Una vicenda ingarbugliata (pensate, ad esempio agli spacciatori, che non si è cercato di coprire che fossero dei confidenti perché solo se tali si sarebbero rivolti ai Carabinieri per riavere i soldi dovuti restituire ai truffati).
Un assassinio feroce. Un trattamento dell’accoltellatore inconcepibile e brutale. Una foto che sembra fatta da qualcuno che si proponeva di far “saltare” l’indagine. Ma in tutto quel pasticcio, che a tratti sopravanza la brutalità dell’omicidio e la tragedia della vita stroncata di quel Carabiniere, si aggiunge un incredibile provvedimento dell’Arma. Il “severo” (??) provvedimento è stato adottato, così si è detto, nei confronti di una sola persona, il militare che pare abbia dato alla stampa la foto.
E gli altri?
Bendare il ragazzo arrestato non è cosa ascrivibile ad una sola persona ma a molte altre, a cominciare dal più elevato in grado dei presenti. E, poi, perché quella foto? Per gloriarsi di quel metodo barbaro di procedere all’interrogatorio?
Quindi molti responsabili: del trattamento dell’arrestato, della fotografia e della propalazione di essa che, se dovesse essere considerata la colpa più grave, significherebbe che quello dei Carabinieri sia diventato un ambiente di malaffare, dove il rivelare quel che si fa tutti assieme è la colpa peggiore: “fare la spia”.
In buona sostanza prendendo il provvedimento (assai lieve, in verità) nei confronti del “rivelatore” del fatto e della foto il Comando dell’Arma sembra voler approvare il trattamento del giovane omicida e la fotografia “cose che si fanno ma non sono quelle che si dicono né si fanno conoscere”.

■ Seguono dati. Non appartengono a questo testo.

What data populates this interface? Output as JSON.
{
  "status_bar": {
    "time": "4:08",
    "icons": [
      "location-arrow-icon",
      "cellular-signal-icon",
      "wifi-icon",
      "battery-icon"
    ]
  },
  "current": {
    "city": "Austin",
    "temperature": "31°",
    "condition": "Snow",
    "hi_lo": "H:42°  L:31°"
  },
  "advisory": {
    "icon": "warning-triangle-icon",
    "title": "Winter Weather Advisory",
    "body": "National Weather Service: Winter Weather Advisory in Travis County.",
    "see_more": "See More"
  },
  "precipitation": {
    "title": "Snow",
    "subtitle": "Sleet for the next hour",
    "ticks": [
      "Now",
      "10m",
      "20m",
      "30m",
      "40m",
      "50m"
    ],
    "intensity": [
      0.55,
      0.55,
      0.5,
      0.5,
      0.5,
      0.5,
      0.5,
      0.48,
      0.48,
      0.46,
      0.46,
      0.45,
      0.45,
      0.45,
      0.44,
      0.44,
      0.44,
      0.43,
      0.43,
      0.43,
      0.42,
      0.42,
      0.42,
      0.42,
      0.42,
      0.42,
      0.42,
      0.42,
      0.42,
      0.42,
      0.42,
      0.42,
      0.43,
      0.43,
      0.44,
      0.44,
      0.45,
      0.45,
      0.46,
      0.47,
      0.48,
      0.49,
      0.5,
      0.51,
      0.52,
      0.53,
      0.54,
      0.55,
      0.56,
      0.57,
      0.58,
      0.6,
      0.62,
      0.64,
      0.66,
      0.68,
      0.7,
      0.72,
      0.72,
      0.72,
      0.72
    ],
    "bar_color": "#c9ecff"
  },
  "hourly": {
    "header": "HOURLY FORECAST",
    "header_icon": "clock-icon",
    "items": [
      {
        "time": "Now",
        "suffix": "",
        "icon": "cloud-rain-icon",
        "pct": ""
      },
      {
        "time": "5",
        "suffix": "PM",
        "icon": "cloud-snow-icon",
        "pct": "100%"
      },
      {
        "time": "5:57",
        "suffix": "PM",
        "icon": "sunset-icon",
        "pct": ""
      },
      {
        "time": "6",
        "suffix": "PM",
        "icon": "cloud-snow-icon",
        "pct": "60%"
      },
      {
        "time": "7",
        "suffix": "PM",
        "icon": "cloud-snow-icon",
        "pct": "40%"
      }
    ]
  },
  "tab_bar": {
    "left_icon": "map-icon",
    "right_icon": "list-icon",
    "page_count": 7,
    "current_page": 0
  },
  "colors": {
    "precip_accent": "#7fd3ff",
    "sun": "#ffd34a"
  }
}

Io non so quanto ciò potrà incidere sulla chiarezza e sull’esito delle indagini preliminari. Ma, intanto, ci sputtana irrimediabilmente in America.
La violenza nei confronti delle persone accusate per estorcerne confessioni, una volta del tutto “normale” nelle Caserme dei Carabinieri come nei Commissariati di P.S., era uno dei pochi sistemi vergognosi andati in disuso nel nostro Paese.
Ora veniamo a sapere che non è così e che, ponendo chi certe cose le fa trapelare o addirittura né dà le prove alla stampa (cui si “deve” dare, invece, ogni notizia idonea allo sputtanamento dei sospettati) cioè poco ci manca che apertamente si proclami legittime le brutalità dei metodi inquisitorii.
C’è da sperare che non ne segua una deviazione delle indagini e, magari, qualche incriminazione di un innocente, che non abbia neanche concorso al crimine.
Anche questo è un segno del regresso. Della Giustizia e non solo della giustizia.